Whereas the investments of a Typical Fund are required to be realised during, e.g., a 10 year lifespan (usually with opportunity for a 1-2 year extension), the investments of a PCV may not be realised for extended periods of time, if at all. Managers therefore may need to look to structure incentivisation to take account of unrealised value.
There are many variations to consider when considering incentivisation, including factoring in investor requirements. Where, for example, a vehicle has a pure yield focus, this may point to a performance fee based on exceeding a certain yield threshold. Where assets are intended to be exited regularly across the life of the vehicle (though the acquisition cost base of such assets may be reinvested), a share of distributable cash (similar to a Typical Fund) may also be appropriate.
Where a PCV has a focus on capital accretion without realisations (including alongside a yield focus), managers may need to depart from the Typical Fund model in order to capture the unrealised growth in value of the vehicle’s assets. In this regard, a robust valuation methodology becomes more important than ever. Hand in hand with this goes the approach to handling dips in valuation subsequent to performance fees being paid out to the manager.

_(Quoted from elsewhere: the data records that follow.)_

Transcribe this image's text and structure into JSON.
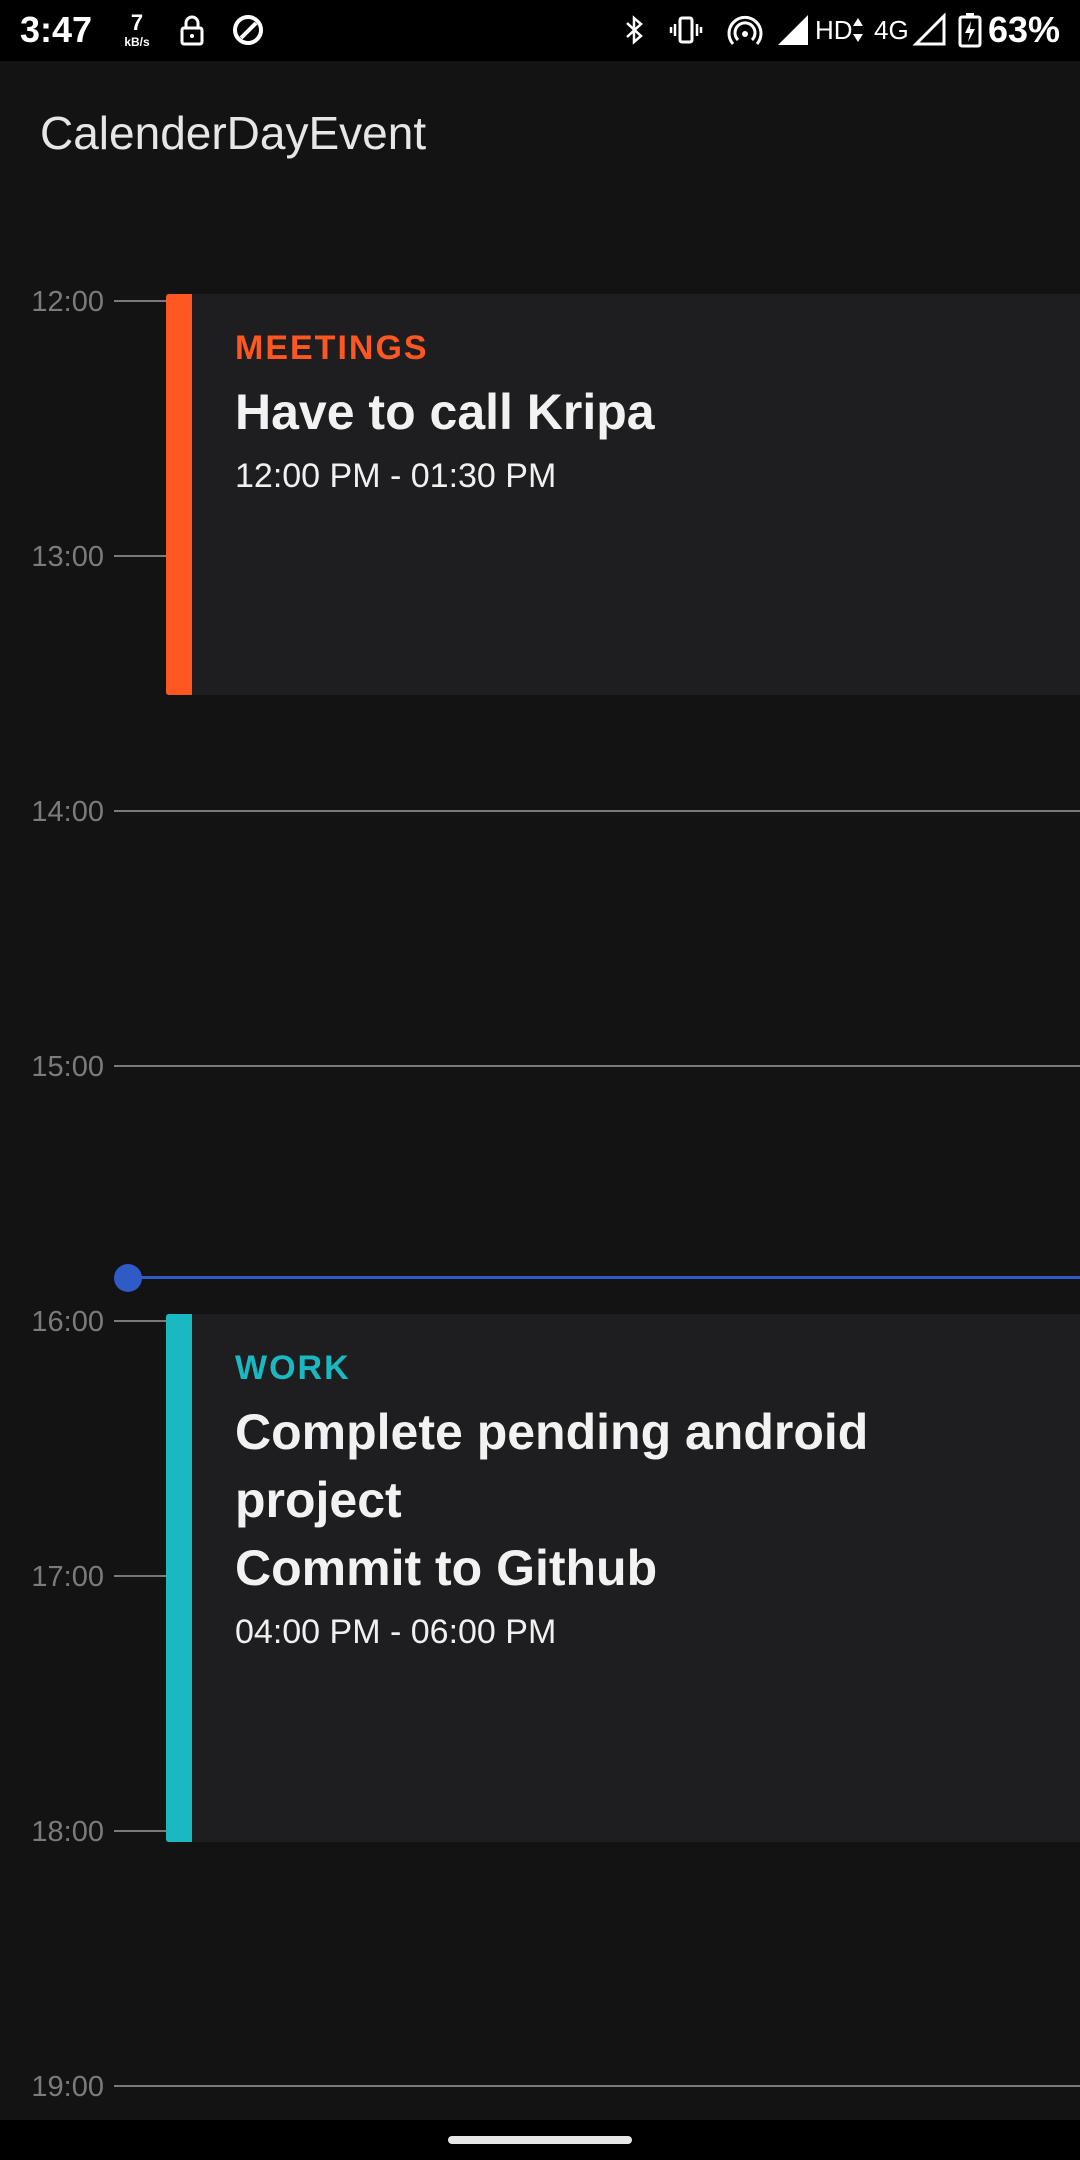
{
  "status_bar": {
    "time": "3:47",
    "speed_value": "7",
    "speed_unit": "kB/s",
    "network_hd": "HD",
    "network_type": "4G",
    "battery": "63%"
  },
  "app_bar": {
    "title": "CalenderDayEvent"
  },
  "timeline": {
    "hours": [
      "12:00",
      "13:00",
      "14:00",
      "15:00",
      "16:00",
      "17:00",
      "18:00",
      "19:00"
    ]
  },
  "events": [
    {
      "category": "MEETINGS",
      "title": "Have to call Kripa",
      "time": "12:00 PM - 01:30 PM",
      "color": "#ff5722"
    },
    {
      "category": "WORK",
      "title_lines": [
        "Complete pending android",
        "project",
        "Commit to Github"
      ],
      "time": "04:00 PM - 06:00 PM",
      "color": "#1ab8c0"
    }
  ],
  "colors": {
    "now_indicator": "#2f5bc7",
    "background": "#131314",
    "card": "#1e1e20"
  }
}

The exact performance incentivisation model can vary significantly from manager to manager, taking into account the asset base, the investor base (including the negotiated position) as well as the management fee (which, if NAV based, can itself be perceived as a kind of performance fee). While there are various detailed permutations that may be considered, one simple, high-level approach may be to structure performance incentivisation to take into account the value of the assets as at the end of certain pre-determined performance periods, with performance related amounts accruing to the manager if the total return exceeds a hurdle threshold. How this performance is then paid across to the manager may then depend on the cash liquidity of the PCV and, absent cash, whether the manager seeks to be able to drawdown from investors to fund performance fees or, if the intention is to list the PCV after a certain period of time, crystallise incentivisation by way of a share issuance upon IPO.
Permanent capital vehicles and longer term hybrid vehicles raise many interesting issues, of which valuation is just one. Valuation impacts on various aspects, including the investor admission, compensation and incentivisation mechanics. It is fundamental to get the valuation mechanics right at the outset in order to get investors comfortable that the economics of the vehicle will work effectively and that there is an alignment of interests of the investors (including amongst themselves), and the manager.